The creature that had moments ago been stalking now rose and looked around the desert.

“Ahh, Christ, not again.”

Torn dirty jeans hung from his legs in tatters, and what remained of his shirt shifted gentle in the cool desert breeze.

He looked around and brushed dirt from his torn jeans. In the distance, a coyote howled into the moonless night. A hoot owl drifted soundlessly overhead in search of mice or lizards. Stan ducked involuntarily, then cursed himself. With one last look around, he started west.

• • •

“Look, Victoria, not just anyone becomes a member of the peyote hunters.” Greg was a typical spoiled Beverly Hills kid: big, blond, and dumb.

“Go fuck yourself, Greg. I’m not sucking your dick.”
“You wanna be a peyote hunter?” Greg unzipped his jeans.

“If you pull that out I’ma bite if off.”

“Look Vicki, I don’t make the rules. What kind of society would we be if we just went around breaking the rules whenever we saw fit?” Greg fell back onto the old sofa. Victoria had often wondered what had dragged it out here. It certainly wasn’t Greg or any of his lazy little gang.
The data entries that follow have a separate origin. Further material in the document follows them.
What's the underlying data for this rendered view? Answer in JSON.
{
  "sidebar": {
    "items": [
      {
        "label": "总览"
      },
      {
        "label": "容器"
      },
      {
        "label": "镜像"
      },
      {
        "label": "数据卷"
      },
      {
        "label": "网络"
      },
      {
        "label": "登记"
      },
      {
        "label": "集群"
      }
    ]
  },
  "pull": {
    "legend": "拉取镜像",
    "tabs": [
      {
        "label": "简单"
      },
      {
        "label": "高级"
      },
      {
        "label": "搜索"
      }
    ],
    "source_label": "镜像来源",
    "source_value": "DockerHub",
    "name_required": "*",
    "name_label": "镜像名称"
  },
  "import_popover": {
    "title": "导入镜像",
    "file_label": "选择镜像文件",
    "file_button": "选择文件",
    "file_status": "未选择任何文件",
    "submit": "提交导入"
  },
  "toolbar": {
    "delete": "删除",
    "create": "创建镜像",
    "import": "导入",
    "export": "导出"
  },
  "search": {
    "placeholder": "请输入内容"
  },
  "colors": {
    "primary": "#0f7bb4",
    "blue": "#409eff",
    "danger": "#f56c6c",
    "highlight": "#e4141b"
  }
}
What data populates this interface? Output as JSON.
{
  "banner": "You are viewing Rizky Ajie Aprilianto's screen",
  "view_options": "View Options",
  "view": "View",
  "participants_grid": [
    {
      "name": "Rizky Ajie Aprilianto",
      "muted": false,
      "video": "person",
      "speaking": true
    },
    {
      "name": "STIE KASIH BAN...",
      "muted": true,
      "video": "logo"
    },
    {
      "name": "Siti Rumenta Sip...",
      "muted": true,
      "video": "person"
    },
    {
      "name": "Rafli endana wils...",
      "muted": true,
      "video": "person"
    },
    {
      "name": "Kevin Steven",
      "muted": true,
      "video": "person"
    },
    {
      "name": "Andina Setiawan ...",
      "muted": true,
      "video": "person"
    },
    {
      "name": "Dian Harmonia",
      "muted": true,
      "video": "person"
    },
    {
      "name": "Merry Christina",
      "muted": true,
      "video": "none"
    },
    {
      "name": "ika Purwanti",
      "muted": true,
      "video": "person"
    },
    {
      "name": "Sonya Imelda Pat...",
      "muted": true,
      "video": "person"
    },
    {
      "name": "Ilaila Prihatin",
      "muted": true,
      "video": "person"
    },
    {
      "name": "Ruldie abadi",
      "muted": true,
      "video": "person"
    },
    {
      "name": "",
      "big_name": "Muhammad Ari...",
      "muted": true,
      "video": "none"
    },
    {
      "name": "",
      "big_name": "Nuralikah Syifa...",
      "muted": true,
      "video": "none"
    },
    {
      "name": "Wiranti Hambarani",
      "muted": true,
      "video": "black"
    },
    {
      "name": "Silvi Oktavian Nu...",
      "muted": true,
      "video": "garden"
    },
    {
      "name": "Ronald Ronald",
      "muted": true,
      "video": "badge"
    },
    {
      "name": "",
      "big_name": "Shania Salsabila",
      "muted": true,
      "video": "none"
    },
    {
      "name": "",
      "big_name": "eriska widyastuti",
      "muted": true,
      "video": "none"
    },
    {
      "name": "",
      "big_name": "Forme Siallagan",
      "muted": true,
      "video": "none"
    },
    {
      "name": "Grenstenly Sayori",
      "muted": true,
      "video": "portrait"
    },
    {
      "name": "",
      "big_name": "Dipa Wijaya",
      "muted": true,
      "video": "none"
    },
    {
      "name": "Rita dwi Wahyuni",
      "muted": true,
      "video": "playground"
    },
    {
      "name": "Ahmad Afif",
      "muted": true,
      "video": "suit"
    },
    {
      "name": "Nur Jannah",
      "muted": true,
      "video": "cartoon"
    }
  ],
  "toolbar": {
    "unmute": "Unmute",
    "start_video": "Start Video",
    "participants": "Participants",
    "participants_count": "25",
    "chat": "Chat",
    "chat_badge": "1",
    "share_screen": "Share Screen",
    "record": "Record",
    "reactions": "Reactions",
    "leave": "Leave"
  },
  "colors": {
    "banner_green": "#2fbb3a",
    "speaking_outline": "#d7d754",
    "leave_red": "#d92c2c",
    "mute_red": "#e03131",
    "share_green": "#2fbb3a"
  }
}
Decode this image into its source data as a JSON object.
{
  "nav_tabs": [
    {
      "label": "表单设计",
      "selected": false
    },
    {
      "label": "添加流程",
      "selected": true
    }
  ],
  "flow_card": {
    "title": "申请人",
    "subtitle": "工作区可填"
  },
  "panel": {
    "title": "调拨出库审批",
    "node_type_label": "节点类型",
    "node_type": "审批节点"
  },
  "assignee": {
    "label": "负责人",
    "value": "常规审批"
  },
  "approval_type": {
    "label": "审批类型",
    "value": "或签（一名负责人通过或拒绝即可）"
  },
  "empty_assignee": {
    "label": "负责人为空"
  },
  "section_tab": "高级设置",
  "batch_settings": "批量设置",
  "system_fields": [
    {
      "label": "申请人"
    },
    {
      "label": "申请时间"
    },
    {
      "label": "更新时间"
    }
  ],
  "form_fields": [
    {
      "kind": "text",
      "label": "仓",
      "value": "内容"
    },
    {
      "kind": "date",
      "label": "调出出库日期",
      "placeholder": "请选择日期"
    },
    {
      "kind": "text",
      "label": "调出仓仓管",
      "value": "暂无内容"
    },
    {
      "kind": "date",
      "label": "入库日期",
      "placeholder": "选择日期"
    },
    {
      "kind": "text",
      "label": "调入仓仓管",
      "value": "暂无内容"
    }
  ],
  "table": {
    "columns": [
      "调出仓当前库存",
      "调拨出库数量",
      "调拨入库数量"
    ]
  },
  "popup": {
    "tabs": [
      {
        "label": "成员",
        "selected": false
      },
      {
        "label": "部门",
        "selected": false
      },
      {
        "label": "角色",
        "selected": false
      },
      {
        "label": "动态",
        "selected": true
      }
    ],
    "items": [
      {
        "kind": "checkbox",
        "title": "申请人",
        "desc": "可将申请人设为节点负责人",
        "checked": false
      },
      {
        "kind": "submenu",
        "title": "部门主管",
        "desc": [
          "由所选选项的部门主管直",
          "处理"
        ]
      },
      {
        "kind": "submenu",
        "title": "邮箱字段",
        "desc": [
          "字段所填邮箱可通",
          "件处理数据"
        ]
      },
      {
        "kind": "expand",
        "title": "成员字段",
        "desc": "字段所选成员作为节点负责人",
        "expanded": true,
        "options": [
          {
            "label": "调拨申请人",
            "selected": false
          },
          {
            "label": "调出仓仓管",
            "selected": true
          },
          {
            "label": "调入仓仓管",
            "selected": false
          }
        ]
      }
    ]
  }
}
“You habitually take mescaline and trip out with the cacti; that is breaking not only the rules, but the law, so you can stuff your little initiation wet dream. My brother said I can be in so I’m in. Besides, you want me to tell him you tried to get me to give you head?

“Uhm, no that’s ok. I was just kidding, you’re in.” Greg smiled that big toothy smile of his. A smile that Vicki knew had landed him a boat load of pussy. It's not landing this pussy, she thought.

The desert was dark, a coyote howled in the distance. The small fire Greg had started when they arrived was dying.

“So how about a hit then?” Greg almost beamed at the prospect of getting high. Victoria pulled a vial out of her pocket and threw it at him.

“It’s liquid,” he said.

“Yep, best stuff in town, mi amigo. Daniel said to take it easy with it.”

Daniel had wanted to come, mainly because he thought Greg was a douche, but also to look after his little sister on her first trip. He had tried to talk her out of it, but she was having none of it. She had promised Daniel she wouldn’t touch anything harder than pot until her sixteenth birthday; well, that was today, and she had been dying to get chemically high, to join the peyote hunters. She had spent enough time up here in the hills babysitting these idiots; it was finally her time to get fucked up and behave like an ass.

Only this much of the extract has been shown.